While I am in accord with the result reached in this case, I cannot subscribe to the view that plaintiffs are not entitled to a reconsideration of our original holding, insofar as Mrs. Rosa Fried’s community interest in the property is affected, because they did not raise the question in their pleadings and argue it in the district court. Indeed, I think it is rather late and manifestly inconsistent, after we granted a rehearing for the specific purpose of considering Rosa Fried’s community interest, to now conclude that the question is not at issue.
It is my appreciation of the law that plaintiffs were not required to present this issue in their pleadings. Their action is based primarily on the nullity of the deed of the executors of the Estate of Sol Fried. The defendants denied this claim and further pleaded various prescriptions including that provided by Article 2221 of the Civil Code. Plaintiffs’ charge of nullity of the instrument was sustained both in the lower court and here but, in this court, it was held that the action was barred by the limitation provided by Article 2221 and that plaintiffs were presumed to have ratified the conveyance. There was no need whatever for plaintiffs to file any pleadings to the prescription asserted by defendants as replications are unknown in our practice. Article 329 of the Code of Practice.
Hence, it was entirely conformable with good practice for plaintiffs to urge here, in oral argument or in brief, that the pleas of prescription were not well founded. Nor was it imperative that it be shown by the record that the question concerning Mrs. Rosa Fried’s community interest was presented in the court below. For all we know, that question may have been raised in oral argument but, if not, the matter was of little, if any, importance in that court as the pleas of prescription were overruled by the judge.
Nevertheless, it is my opinion that the result on rehearing is correct for two reasons. In the first place, I think that the executors of Sol Fried intended and attempted to convey the entire property to defendants, including the community interest of Rosa Fried. Under these circumstances, it seems clear to me that this action, insofar as it affects the heirs of Rosa Fried, is prescribed under Article 2221 of the Civil Code, because, by their acceptance of the proceeds of the sale, they are considered to have ratified the act of the executors, as pointed out in our original opinion.

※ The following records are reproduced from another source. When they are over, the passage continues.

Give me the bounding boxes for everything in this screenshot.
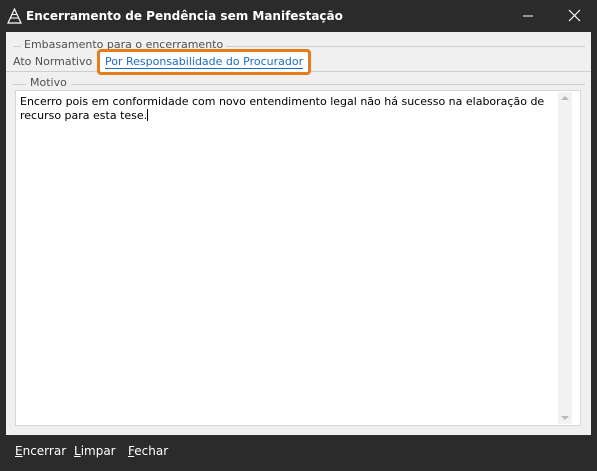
group-border	[12, 84, 585, 85]
basis-tabs: Ato Normativo Por Responsabilidade do Pr…	[6, 49, 591, 75]
scroll-up-icon[interactable]	[561, 96, 569, 100]
limpar-button[interactable]: Limpar	[74, 444, 116, 458]
limpar-mnemonic: L	[74, 444, 81, 458]
motivo-legend: Motivo	[26, 76, 71, 89]
fechar-label: echar	[134, 444, 169, 458]
fechar-button[interactable]: Fechar	[128, 444, 168, 458]
encerrar-mnemonic: E	[15, 444, 23, 458]
vertical-scrollbar[interactable]	[558, 92, 572, 424]
tab-ato-normativo[interactable]: Ato Normativo	[11, 53, 94, 70]
motivo-group: Motivo	[12, 76, 585, 90]
dialog-body: Embasamento para o encerramento Ato Norm…	[6, 32, 591, 435]
title-bar: Encerramento de Pendência sem Manifestaç…	[0, 0, 597, 32]
encerrar-button[interactable]: Encerrar	[15, 444, 66, 458]
app-triangle-icon	[7, 8, 22, 24]
close-icon	[568, 9, 581, 22]
minimize-icon	[523, 15, 533, 17]
motivo-text[interactable]: Encerro pois em conformidade com novo en…	[20, 95, 558, 123]
scroll-down-icon[interactable]	[561, 416, 569, 420]
close-button[interactable]	[551, 0, 597, 32]
motivo-text-value: Encerro pois em conformidade com novo en…	[20, 95, 545, 122]
limpar-label: impar	[80, 444, 116, 458]
encerrar-label: ncerrar	[22, 444, 67, 458]
motivo-textarea[interactable]: Encerro pois em conformidade com novo en…	[15, 90, 581, 426]
window-title: Encerramento de Pendência sem Manifestaç…	[26, 9, 343, 23]
text-caret	[147, 109, 149, 121]
minimize-button[interactable]	[505, 0, 551, 32]
action-bar: Encerrar Limpar Fechar	[6, 437, 591, 465]
tab-label: Por Responsabilidade do Procurador	[105, 55, 304, 69]
tab-responsabilidade-procurador[interactable]: Por Responsabilidade do Procurador	[97, 49, 312, 75]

Furthermore, I am convinced that, even if the liberative prescription provided by. Article 2221 is inapplicable to the community interest of Rosa Fried, the defendants acquired the property under Article 3478 of the Civil Code by prescription of ten years which began to accrue as soqii ^ as *91the executors lost 'their right of action to recover the property for the Succession of Sol Fried by reason of ratification of the nullity of the conveyance by operation of law. From that time on, the defect as to form was cured and the legal bad faith of Bradley resulting from the original nullity of the deed, was alleviated. Thenceforth, his possession was converted to that of a good faith purchaser under a title translative of property.
I respectfully concur in the decree.